If no source of bleeding is detected by colonoscopy and no further bleeding occurs, a small bowel enteroscopy or capsule endoscopy should be performed. Enteroscopes can often be advanced to 60 to 100 cm past the ligament of Treitz if the procedure is done by experienced personnel.142 The diagnostic yield has varied from 30% to 60%, with arte-riovascular malformations accounting for most of the causes of bleeding. Video capsules allow visualization of most or all of the small intestine.

Barium radiographic procedures have no role in the evalu­ation of patients with acute lower gastrointestinal bleeding. They are unable to demonstrate active bleeding and inter­fere with attempts to perform colonoscopy or mesenteric angiography. Even if a lesion is detected, there is no proof that it is the source of the bleeding.

KEY POINTS
The Large Bowel
Principal functions of the colon are to store fecal wastes and to expel them in an appropriate manner. Colonic dysfunction may result in constipation, diarrhea, or fecal incontinence.
Making a clinical distinction between painful diverticular disease and diverticulitis carries a sizable rate of error in elderly people. Computed tomography and ultrasonography often help in this process, which is important as treatment approaches.
Both ulcerative colitis and Crohn’s disease are found with increased frequency in elderly people. There are more and better drugs to treat these patients, both acutely and to maintain remissions.
Colonic ischemia is often underdiagnosed in elderly people, is characterized by the sudden onset of abdominal pain and bleeding, and often is benign and reversible.
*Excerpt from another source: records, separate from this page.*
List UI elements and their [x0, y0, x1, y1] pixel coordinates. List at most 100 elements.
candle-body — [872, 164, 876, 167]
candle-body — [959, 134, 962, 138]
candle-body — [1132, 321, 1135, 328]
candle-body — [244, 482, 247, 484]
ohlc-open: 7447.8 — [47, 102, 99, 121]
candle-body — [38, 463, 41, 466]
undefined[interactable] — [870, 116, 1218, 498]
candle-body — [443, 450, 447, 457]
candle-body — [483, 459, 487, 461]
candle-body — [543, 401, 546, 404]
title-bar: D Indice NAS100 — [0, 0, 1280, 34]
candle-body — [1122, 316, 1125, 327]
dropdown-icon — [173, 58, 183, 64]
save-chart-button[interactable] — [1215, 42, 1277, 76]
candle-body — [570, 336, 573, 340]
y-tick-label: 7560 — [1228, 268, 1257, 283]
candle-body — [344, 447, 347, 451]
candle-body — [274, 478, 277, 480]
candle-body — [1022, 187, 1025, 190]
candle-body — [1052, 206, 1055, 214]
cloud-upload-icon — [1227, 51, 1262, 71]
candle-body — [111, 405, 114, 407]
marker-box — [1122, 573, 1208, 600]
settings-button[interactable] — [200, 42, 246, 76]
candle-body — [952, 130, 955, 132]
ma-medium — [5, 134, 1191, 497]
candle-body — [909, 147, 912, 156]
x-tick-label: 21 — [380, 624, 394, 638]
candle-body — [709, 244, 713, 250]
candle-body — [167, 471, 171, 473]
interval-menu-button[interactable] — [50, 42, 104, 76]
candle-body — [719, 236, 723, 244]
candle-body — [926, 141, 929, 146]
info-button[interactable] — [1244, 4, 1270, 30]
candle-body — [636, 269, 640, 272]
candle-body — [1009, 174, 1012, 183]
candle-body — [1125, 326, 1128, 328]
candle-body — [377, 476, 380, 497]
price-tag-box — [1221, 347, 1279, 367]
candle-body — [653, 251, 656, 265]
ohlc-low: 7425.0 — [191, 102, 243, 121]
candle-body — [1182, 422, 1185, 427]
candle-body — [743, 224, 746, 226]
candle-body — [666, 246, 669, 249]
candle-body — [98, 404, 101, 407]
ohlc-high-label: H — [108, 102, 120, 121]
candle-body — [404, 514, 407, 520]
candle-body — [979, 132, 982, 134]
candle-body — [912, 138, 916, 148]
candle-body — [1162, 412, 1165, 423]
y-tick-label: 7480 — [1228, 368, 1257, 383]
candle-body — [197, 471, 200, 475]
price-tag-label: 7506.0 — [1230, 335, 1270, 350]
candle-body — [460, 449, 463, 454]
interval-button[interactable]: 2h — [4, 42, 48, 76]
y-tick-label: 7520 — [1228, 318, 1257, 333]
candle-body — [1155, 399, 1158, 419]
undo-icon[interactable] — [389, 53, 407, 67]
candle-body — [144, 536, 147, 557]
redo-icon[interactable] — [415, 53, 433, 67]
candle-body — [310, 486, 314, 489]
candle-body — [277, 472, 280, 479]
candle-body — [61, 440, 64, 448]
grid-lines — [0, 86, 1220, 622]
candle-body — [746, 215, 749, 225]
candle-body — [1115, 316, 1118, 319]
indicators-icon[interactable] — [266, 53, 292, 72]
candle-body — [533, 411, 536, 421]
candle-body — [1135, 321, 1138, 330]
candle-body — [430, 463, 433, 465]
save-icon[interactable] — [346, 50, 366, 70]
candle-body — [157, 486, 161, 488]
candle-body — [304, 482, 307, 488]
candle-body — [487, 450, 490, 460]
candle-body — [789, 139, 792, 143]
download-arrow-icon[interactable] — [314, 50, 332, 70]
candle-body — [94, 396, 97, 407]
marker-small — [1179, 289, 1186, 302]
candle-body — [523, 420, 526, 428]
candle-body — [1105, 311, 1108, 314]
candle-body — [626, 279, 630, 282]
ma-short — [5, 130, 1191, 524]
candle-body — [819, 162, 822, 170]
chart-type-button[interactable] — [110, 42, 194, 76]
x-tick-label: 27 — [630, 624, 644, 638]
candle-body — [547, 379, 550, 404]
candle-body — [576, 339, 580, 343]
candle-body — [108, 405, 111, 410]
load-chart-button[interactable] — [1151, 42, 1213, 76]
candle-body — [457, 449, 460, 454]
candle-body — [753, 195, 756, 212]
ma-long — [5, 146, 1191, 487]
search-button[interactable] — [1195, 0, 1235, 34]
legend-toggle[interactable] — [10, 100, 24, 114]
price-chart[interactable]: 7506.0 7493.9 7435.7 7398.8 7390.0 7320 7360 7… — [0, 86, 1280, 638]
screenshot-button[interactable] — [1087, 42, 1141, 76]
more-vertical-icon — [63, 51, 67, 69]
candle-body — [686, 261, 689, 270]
Colonoscopy is the diagnostic procedure of choice.
Colon cancers are a frequent but often preventable cause of death in both men and women. The aggressive use of colonoscopy to detect premalignant polyps is the gold standard for prevention and should begin at age 50 in persons of normal risk.
Lower gastrointestinal bleeding in elderly people is most often associated with angiodysplasias and diverticulosis. Colonoscopy is the preferred diagnostic test, whereas scintigraphy and angiogra­phy are helpful if no source of bleeding is seen or if bleeding is so brisk as to exclude colonoscopy.